Other than the historical elements to the novel and her grandmother’s personality traits, the “Esther” character and the adventures she goes on are completely fictional, Ms. Carner said.

“I had to crawl into the skin of this young woman in this very restrictive society as she tried to find freedom,” Ms. Carner explained. “There was this sense that any errant woman would bring such dire consequences that would affect the community, the Messiah’s arrival and, therefore, the salvation of the Jews around the world. That’s a heavy burden on a 12-year-old child.”

During her journey, Esther connects many of the tragedies in her life to her pursuance of art. She thinks God is punishing her, and, as a young girl, vows to give up art forever. Her perception of God, how it crouches in her head, is Esther’s antagonist.

As an obedient “Jerusalem maiden” would, Esther marries and raises a family with her husband, Nathan. But when he travels to Europe on business, she spontaneously follows him soon after.

It was a twist in the novel that Ms. Carner said she never expected.

“Every time you, as a reader, were surprised, I was surprised,” she said of the journey her protagonist took in the book. “The trip to Paris is a good example. I did not see that coming. All of a sudden, she took off to Paris. I said to my husband, ‘Esther went to Paris! I need to follow her.’ He said, ‘Okay, darling,’ and that’s what I did.”

Listening to the breaking waves and chirping birds outside her Dune Road home in Bridgehampton, Ms. Carner wrote 10 to 16 hours a day, six days a week, she said. For this novel, the net total of research, writing and editing was five years.

“It’s like being in a trance. It’s like being in a dream,” Ms. Carner said of the writing experience. “My eyes are glazed over. I can’t listen to any conversations. I’m just so absorbed in my story.”

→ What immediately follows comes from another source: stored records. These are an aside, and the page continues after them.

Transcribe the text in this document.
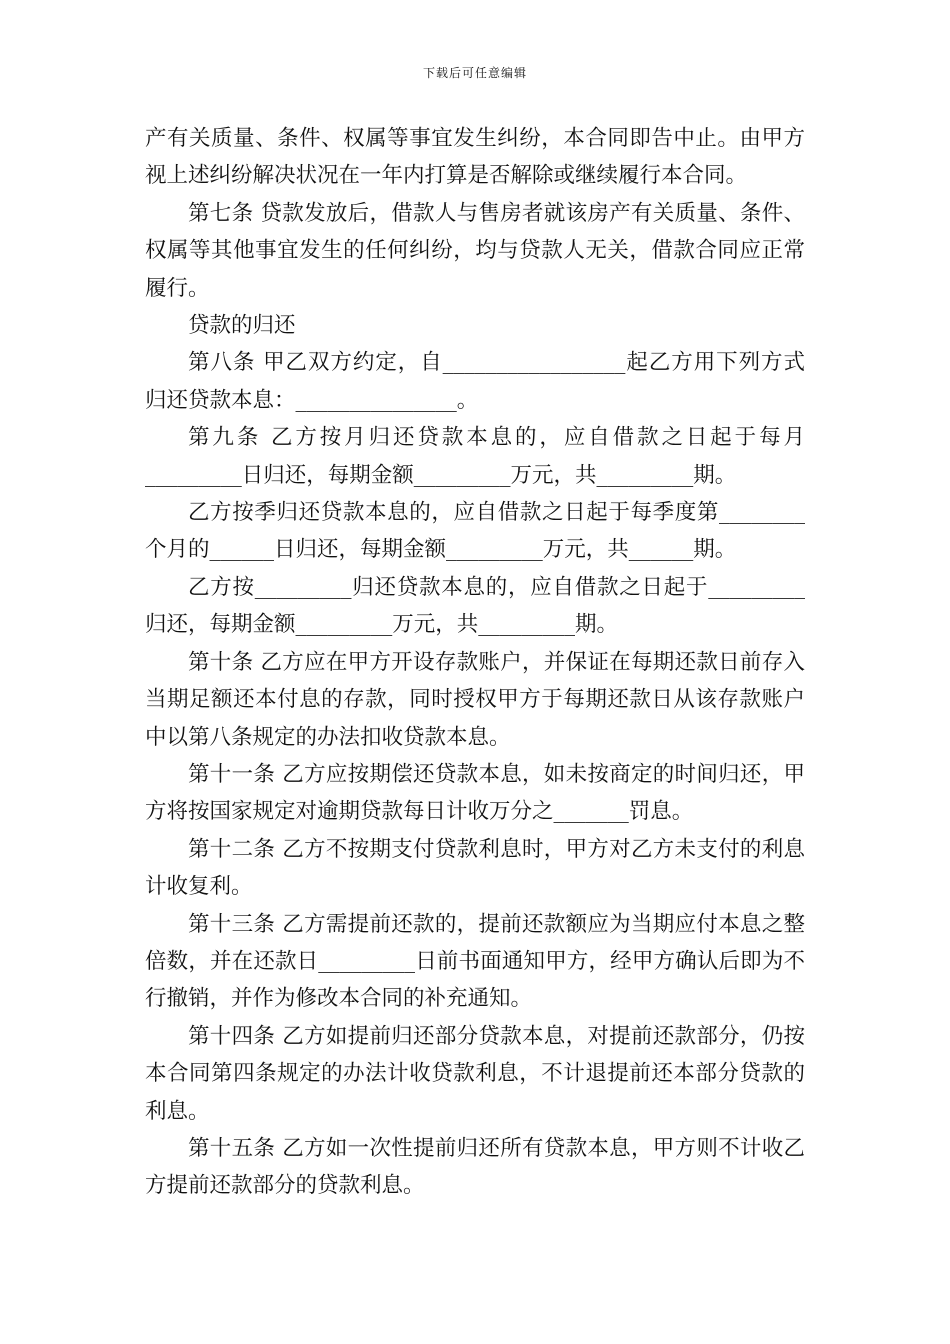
下载后可任意编辑

产有关质量、条件、权属等事宜发生纠纷，本合同即告中止。由甲方视上述纠纷解决状况在一年内打算是否解除或继续履行本合同。

第七条 贷款发放后，借款人与售房者就该房产有关质量、条件、权属等其他事宜发生的任何纠纷，均与贷款人无关，借款合同应正常履行。

贷款的归还

第八条 甲乙双方约定，自_________________起乙方用下列方式归还贷款本息：_______________。

第九条 乙方按月归还贷款本息的，应自借款之日起于每月_________日归还，每期金额_________万元，共_________期。

乙方按季归还贷款本息的，应自借款之日起于每季度第________个月的______日归还，每期金额_________万元，共______期。

乙方按_________归还贷款本息的，应自借款之日起于_________归还，每期金额_________万元，共_________期。

第十条 乙方应在甲方开设存款账户，并保证在每期还款日前存入当期足额还本付息的存款，同时授权甲方于每期还款日从该存款账户中以第八条规定的办法扣收贷款本息。

第十一条 乙方应按期偿还贷款本息，如未按商定的时间归还，甲方将按国家规定对逾期贷款每日计收万分之_______罚息。

第十二条 乙方不按期支付贷款利息时，甲方对乙方未支付的利息计收复利。

第十三条 乙方需提前还款的，提前还款额应为当期应付本息之整倍数，并在还款日_________日前书面通知甲方，经甲方确认后即为不行撤销，并作为修改本合同的补充通知。

第十四条 乙方如提前归还部分贷款本息，对提前还款部分，仍按本合同第四条规定的办法计收贷款利息，不计退提前还本部分贷款的利息。

第十五条 乙方如一次性提前归还所有贷款本息，甲方则不计收乙方提前还款部分的贷款利息。
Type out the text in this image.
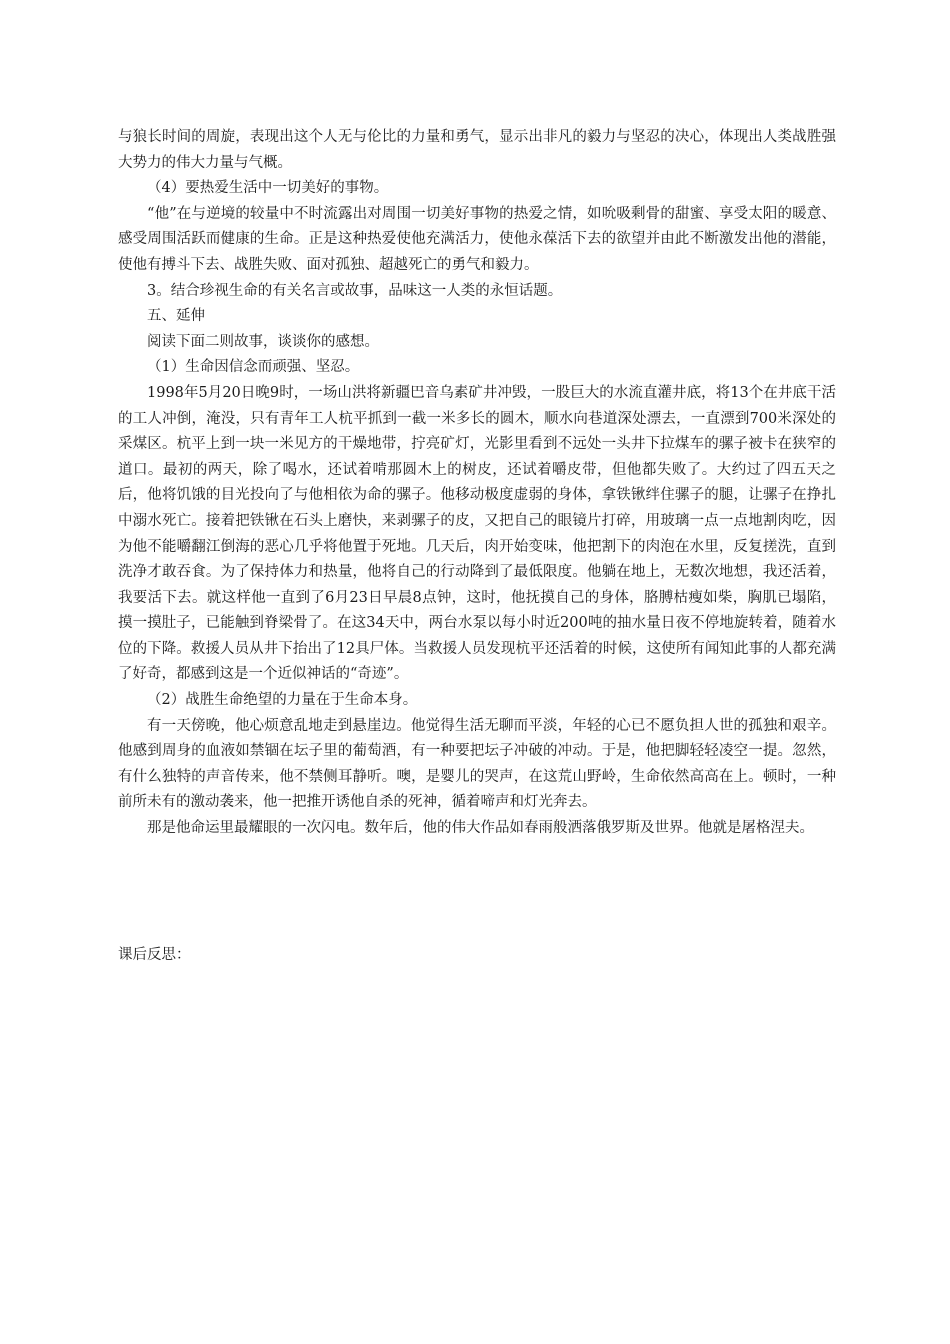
与狼长时间的周旋，表现出这个人无与伦比的力量和勇气，显示出非凡的毅力与坚忍的决心，体现出人类战胜强大势力的伟大力量与气概。

（4）要热爱生活中一切美好的事物。

“他”在与逆境的较量中不时流露出对周围一切美好事物的热爱之情，如吮吸剩骨的甜蜜、享受太阳的暖意、感受周围活跃而健康的生命。正是这种热爱使他充满活力，使他永葆活下去的欲望并由此不断激发出他的潜能，使他有搏斗下去、战胜失败、面对孤独、超越死亡的勇气和毅力。

3。结合珍视生命的有关名言或故事，品味这一人类的永恒话题。

五、延伸

阅读下面二则故事，谈谈你的感想。

（1）生命因信念而顽强、坚忍。

1998年5月20日晚9时，一场山洪将新疆巴音乌素矿井冲毁，一股巨大的水流直灌井底，将13个在井底干活的工人冲倒，淹没，只有青年工人杭平抓到一截一米多长的圆木，顺水向巷道深处漂去，一直漂到700米深处的采煤区。杭平上到一块一米见方的干燥地带，拧亮矿灯，光影里看到不远处一头井下拉煤车的骡子被卡在狭窄的道口。最初的两天，除了喝水，还试着啃那圆木上的树皮，还试着嚼皮带，但他都失败了。大约过了四五天之后，他将饥饿的目光投向了与他相依为命的骡子。他移动极度虚弱的身体，拿铁锹绊住骡子的腿，让骡子在挣扎中溺水死亡。接着把铁锹在石头上磨快，来剥骡子的皮，又把自己的眼镜片打碎，用玻璃一点一点地割肉吃，因为他不能嚼翻江倒海的恶心几乎将他置于死地。几天后，肉开始变味，他把割下的肉泡在水里，反复搓洗，直到洗净才敢吞食。为了保持体力和热量，他将自己的行动降到了最低限度。他躺在地上，无数次地想，我还活着，我要活下去。就这样他一直到了6月23日早晨8点钟，这时，他抚摸自己的身体，胳膊枯瘦如柴，胸肌已塌陷，摸一摸肚子，已能触到脊梁骨了。在这34天中，两台水泵以每小时近200吨的抽水量日夜不停地旋转着，随着水位的下降。救援人员从井下抬出了12具尸体。当救援人员发现杭平还活着的时候，这使所有闻知此事的人都充满了好奇，都感到这是一个近似神话的“奇迹”。

（2）战胜生命绝望的力量在于生命本身。

有一天傍晚，他心烦意乱地走到悬崖边。他觉得生活无聊而平淡，年轻的心已不愿负担人世的孤独和艰辛。他感到周身的血液如禁锢在坛子里的葡萄酒，有一种要把坛子冲破的冲动。于是，他把脚轻轻凌空一提。忽然，有什么独特的声音传来，他不禁侧耳静听。噢，是婴儿的哭声，在这荒山野岭，生命依然高高在上。顿时，一种前所未有的激动袭来，他一把推开诱他自杀的死神，循着啼声和灯光奔去。

那是他命运里最耀眼的一次闪电。数年后，他的伟大作品如春雨般洒落俄罗斯及世界。他就是屠格涅夫。

课后反思：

The author said that she always crafts her novels around strong protagonists. And how an individual rises above society—or succumbs to it.

“I don’t write about weak protagonists because the story ends in the first line,” she said. “It’s not interesting. What’s interesting is a strong person, a capable person who is caught up in an impossible situation and how she rises above or maybe ends up being broken by it.”

In Ms. Carner’s first novel, which was never published, she took a look at the Russian mafia. Her first released book, “Puppet Child,” went up against the United States justice system. Her next novel, “China Doll,” challenged two world superpowers—the American and Chinese governments. In “Jerusalem Maiden,” Ms. Carner took on God.

“I suppose there’s nowhere for me to go from here,” she said with a laugh. “I decided my next novel would be a very small domestic drama. Small. Tiny. No big canvas. But sure enough, I’ll be finding myself in the Amazons.”

And more than likely, she’ll be writing it from her home in Bridgehampton.